Recently, an elevated intra-tumoral expression of CXCL9, an IFN-γ inducible chemokine, was associated with a large number of tumor-infiltrating NK cells, leading to favorable postoperative survival in patients with iCCA. Additionally, elevated expression of NKG2D ligands in human iCCA correlate with improved DFS and OS in patients. Although these findings hold promise, further studies are needed to investigate the role of NK cells in the pathogenesis of iCCA. In fact, similar to HCC, strategies with the aim of evading NK cell immunosurveillance in CCA have been reported. For instance, iCCA cells are able to induce apoptosis in NK cells, via the Fas/FasL pathway, and escape the inflammatory response by upregulating the antiapoptotic c-FLIP system. On the other hand, several nucleotide polymorphisms (SNPs) located within the NKG2D receptor gene (KLRK1) have been linked to impaired NK cell effector functions and higher risk of cancer.

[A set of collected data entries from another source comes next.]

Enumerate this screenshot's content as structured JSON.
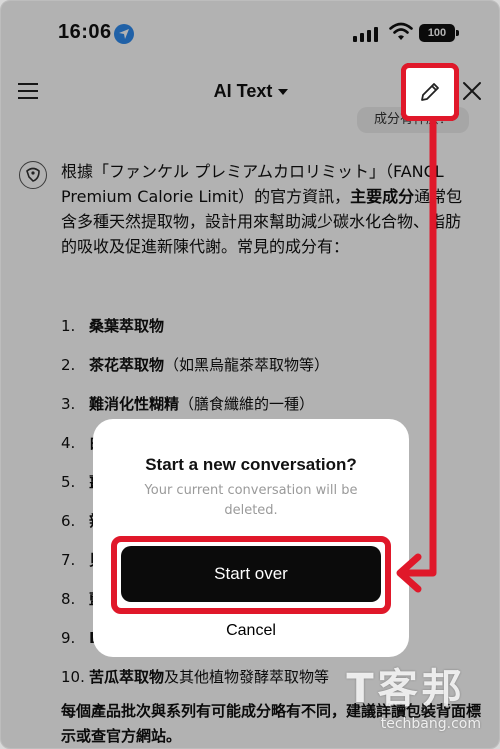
{
  "status_bar": {
    "time": "16:06",
    "battery": "100",
    "icons": [
      "location-icon",
      "signal-icon",
      "wifi-icon",
      "battery-icon"
    ]
  },
  "header": {
    "title": "AI Text",
    "chip_text": "成分有什麼？",
    "icons": [
      "menu-icon",
      "pencil-icon",
      "close-icon",
      "chevron-down-icon"
    ]
  },
  "response": {
    "intro_part1": "根據「ファンケル プレミアムカロリミット」（FANCL Premium Calorie Limit）的官方資訊，",
    "intro_bold": "主要成分",
    "intro_part2": "通常包含多種天然提取物，設計用來幫助減少碳水化合物、脂肪的吸收及促進新陳代謝。常見的成分有：",
    "items": [
      {
        "num": "1.",
        "name": "桑葉萃取物",
        "note": ""
      },
      {
        "num": "2.",
        "name": "茶花萃取物",
        "note": "（如黑烏龍茶萃取物等）"
      },
      {
        "num": "3.",
        "name": "難消化性糊精",
        "note": "（膳食纖維的一種）"
      },
      {
        "num": "4.",
        "name": "白",
        "note": ""
      },
      {
        "num": "5.",
        "name": "薑",
        "note": ""
      },
      {
        "num": "6.",
        "name": "辣",
        "note": ""
      },
      {
        "num": "7.",
        "name": "貝",
        "note": ""
      },
      {
        "num": "8.",
        "name": "藍",
        "note": ""
      },
      {
        "num": "9.",
        "name": "L",
        "note": ""
      },
      {
        "num": "10.",
        "name": "苦瓜萃取物",
        "note": " 及其他植物發酵萃取物等"
      }
    ],
    "footer": "每個產品批次與系列有可能成分略有不同，建議詳讀包裝背面標示或查官方網站。"
  },
  "dialog": {
    "title": "Start a new conversation?",
    "message": "Your current conversation will be deleted.",
    "start_label": "Start over",
    "cancel_label": "Cancel"
  },
  "watermark": {
    "big": "T客邦",
    "small": "techbang.com"
  },
  "colors": {
    "highlight": "#e0182a",
    "primary_button": "#0b0b0b",
    "location": "#2f8cf0"
  }
}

Specifically, the development of CCA in patients with PSC have been associated with polymorphisms in the NKG2D gene, thus patients who are homozygous for the NKG2D alleles are likely to develop CCA. These data clearly support different roles and clinical impacts of NK cells in iCCA disease. However, it is still not clear how these activities are related to the specific blood circulating and liver resident NK cells.